In the animal experiment, unlike indomethacin, paracetamol did not have an ex vivo constricting effect on the preterm ductus, and vessels treated with paracetamol had insignificant reduction in prostaglandin synthesis compared to vehicle (water). Indomethacin-treated vessels produced significantly less PGI2 and PGE2 compared to controls (ethanol). We previously showed that the preterm mouse DA was less affected by 10−5 mol/l indomethacin than the term gestation DA (12). The current study examined the ductus response to an extended range of indomethacin concentrations and demonstrates a marked upregulation in sensitivity of the ductus to prostaglandin inhibition with advancing gestation. This finding is in agreement with previous clinical reports (13,14) and observations in other animal species (15). Momma et al. (16) also demonstrated that indomethacin (when administered to the maternal rat) possesses a more potent DA-constricting effect in fetal rats when compared to paracetamol. Paracetamol, however, also possessed a significant but milder constrictive effect. The results of the clinical observation by Roofthooft (9) highlighted above support the finding of our animal study. The difference in response between the human and mouse preterm ductus may represent different expression of the peroxidase moiety of prostaglandin H2 Synthetase enzyme responsible for metabolizing arachidonic acid (7). The differences may also relate to the fact that the majority of human neonates who received paracetamol were previously treated with NSAIDs, which may modulate the responsiveness of ductal tissue through mechanisms that have not been delineated. It was not possible to mimic the human situation using the in vitro experimental design.

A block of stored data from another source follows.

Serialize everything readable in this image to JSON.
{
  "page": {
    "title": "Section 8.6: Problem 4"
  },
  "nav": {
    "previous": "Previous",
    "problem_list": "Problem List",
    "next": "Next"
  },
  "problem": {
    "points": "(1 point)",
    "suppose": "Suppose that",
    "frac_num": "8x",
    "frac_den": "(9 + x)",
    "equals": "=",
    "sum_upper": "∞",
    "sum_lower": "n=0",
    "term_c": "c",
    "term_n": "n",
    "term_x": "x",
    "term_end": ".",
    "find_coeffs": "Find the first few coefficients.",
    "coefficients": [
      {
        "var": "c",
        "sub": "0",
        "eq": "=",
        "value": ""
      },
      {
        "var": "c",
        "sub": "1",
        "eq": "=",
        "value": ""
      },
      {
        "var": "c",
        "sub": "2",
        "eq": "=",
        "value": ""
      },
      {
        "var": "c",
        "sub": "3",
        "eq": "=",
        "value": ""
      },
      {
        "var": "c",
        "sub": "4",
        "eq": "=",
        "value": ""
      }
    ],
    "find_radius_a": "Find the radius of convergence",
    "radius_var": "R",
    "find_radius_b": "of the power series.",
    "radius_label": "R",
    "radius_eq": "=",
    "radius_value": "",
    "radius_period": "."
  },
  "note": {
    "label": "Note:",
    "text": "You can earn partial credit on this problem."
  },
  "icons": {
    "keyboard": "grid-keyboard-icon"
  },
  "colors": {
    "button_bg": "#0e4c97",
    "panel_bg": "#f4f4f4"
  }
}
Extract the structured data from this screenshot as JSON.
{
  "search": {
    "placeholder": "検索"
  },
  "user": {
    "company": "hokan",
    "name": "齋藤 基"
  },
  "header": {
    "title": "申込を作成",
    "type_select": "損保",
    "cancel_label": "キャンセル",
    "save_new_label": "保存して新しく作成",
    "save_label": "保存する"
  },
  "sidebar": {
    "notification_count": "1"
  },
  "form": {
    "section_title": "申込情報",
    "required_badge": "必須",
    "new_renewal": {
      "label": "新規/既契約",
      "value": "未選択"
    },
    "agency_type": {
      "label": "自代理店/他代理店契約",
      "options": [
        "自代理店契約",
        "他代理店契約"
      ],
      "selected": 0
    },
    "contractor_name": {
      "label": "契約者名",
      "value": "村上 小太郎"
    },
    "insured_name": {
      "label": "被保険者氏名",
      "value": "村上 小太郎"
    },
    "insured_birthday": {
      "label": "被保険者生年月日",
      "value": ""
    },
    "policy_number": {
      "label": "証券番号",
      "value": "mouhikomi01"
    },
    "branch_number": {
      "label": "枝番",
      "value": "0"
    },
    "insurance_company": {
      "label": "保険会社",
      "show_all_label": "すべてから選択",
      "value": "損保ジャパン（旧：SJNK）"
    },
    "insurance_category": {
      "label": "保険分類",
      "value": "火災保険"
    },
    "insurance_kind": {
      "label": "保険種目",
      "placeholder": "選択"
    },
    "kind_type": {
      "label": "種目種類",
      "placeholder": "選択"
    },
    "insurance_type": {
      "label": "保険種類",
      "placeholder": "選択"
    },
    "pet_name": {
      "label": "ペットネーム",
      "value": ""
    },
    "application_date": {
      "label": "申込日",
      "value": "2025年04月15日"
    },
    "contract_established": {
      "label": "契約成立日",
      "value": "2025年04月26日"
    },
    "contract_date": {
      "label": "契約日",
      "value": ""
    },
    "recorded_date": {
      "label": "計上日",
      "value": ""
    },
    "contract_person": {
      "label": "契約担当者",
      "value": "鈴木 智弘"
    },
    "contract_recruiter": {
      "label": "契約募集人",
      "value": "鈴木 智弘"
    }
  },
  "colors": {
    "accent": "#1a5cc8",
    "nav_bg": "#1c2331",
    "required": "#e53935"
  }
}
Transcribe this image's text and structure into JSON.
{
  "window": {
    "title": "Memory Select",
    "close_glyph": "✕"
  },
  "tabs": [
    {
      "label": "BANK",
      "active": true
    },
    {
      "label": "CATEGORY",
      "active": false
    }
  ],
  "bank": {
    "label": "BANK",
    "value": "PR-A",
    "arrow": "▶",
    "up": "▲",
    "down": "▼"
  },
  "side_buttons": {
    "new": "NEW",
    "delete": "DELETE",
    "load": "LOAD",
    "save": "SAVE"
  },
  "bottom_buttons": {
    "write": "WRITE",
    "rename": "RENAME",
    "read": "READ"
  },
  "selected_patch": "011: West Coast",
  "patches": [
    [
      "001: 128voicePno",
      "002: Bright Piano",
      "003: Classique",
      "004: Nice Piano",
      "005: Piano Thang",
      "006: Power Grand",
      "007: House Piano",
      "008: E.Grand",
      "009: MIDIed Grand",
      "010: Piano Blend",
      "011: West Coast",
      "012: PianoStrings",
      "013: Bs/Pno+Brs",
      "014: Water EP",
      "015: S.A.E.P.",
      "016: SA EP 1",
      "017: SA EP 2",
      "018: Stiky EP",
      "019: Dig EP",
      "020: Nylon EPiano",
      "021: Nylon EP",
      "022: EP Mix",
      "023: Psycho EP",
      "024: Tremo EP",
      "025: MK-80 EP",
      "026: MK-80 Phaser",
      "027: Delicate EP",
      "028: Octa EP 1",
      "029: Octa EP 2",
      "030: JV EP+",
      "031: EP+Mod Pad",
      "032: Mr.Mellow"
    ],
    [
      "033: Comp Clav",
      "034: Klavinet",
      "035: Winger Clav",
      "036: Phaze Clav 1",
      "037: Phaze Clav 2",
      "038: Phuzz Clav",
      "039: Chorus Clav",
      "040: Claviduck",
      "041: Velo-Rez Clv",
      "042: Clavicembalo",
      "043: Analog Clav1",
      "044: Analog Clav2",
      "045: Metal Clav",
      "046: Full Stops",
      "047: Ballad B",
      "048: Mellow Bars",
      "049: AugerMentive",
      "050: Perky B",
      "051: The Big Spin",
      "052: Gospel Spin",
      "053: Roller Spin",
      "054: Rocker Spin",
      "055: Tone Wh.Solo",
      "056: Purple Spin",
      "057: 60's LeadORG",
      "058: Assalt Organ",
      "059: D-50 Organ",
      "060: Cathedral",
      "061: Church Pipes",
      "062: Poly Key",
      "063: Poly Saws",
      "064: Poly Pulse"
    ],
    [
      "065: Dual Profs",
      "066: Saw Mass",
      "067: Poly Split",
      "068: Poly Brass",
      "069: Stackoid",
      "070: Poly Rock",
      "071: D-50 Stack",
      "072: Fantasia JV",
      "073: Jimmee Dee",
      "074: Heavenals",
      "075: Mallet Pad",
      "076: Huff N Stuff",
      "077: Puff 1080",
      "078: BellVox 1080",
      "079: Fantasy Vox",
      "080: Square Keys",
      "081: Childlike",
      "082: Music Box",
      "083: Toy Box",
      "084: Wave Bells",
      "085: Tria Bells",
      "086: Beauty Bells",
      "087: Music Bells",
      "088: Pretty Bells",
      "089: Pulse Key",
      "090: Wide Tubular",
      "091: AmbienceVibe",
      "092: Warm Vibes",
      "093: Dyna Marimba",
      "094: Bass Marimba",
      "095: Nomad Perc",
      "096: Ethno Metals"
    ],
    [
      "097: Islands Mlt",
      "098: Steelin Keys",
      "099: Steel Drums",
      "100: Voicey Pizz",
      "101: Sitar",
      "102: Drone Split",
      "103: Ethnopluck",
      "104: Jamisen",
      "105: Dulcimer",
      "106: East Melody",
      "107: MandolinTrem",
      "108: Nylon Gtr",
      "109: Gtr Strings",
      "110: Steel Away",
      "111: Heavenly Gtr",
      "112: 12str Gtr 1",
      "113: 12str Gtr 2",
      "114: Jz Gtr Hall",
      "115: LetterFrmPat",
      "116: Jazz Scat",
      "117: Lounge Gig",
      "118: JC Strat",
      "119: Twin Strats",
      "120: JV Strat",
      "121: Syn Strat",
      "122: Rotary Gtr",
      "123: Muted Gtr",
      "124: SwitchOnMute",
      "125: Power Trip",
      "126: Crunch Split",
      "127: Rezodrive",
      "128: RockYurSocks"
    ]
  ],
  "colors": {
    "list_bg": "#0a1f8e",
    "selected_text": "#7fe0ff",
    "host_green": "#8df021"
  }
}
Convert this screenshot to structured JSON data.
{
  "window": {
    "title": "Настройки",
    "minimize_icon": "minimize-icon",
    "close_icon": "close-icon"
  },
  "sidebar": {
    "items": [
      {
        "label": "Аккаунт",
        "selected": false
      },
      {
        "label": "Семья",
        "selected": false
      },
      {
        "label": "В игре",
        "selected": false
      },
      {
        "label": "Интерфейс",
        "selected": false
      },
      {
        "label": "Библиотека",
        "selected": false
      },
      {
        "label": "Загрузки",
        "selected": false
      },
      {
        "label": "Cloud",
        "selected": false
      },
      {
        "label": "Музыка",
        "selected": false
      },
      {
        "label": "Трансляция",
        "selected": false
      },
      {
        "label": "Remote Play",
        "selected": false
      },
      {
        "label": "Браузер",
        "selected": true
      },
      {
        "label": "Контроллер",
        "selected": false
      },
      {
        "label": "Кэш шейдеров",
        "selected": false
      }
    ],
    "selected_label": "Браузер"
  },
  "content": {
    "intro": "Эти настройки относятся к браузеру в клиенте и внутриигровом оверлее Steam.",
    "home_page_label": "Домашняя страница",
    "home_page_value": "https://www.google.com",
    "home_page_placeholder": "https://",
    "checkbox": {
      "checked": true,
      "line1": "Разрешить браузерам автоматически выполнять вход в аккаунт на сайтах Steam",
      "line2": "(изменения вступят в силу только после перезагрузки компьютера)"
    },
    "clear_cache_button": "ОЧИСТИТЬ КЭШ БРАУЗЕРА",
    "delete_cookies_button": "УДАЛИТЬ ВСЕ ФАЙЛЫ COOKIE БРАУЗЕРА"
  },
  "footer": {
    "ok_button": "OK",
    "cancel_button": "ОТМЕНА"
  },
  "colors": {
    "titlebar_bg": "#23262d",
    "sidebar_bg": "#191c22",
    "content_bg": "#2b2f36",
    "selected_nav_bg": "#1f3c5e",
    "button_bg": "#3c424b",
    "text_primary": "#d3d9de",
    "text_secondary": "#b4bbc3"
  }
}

PGE2 is the most important factor in the regulation of DA tone during fetal DA development. It is generated through the combined actions of prostaglandin H synthase-1/-2 (PGHS-1/-2) and microsomal PGE synthase enzymes on arachidonic acid. PGE2 acts on G protein-coupled E-prostanoid receptors causing vasodilation of ductal tissue (17). The inhibition of PGHS-1 leads to reduced PGE2 levels and ductal constriction (18). Current practice exploits this mechanism by the use of nonselective PGHS inhibitors such as indomethacin and ibu-profen to close ducts postnatally (19,20). Paracetamol is also thought to be a potent PGHS inhibitor and reduces the levels of PGE2. The paracetamol trend of lowering PGE2 levels in our study further supports this mechanism. However, there may be a graded inhibition effect, which is related to gestation. Both clinical and animal evidence suggest that the inhibitory effect of paracetamol on PGE2 is not present at lower gestations.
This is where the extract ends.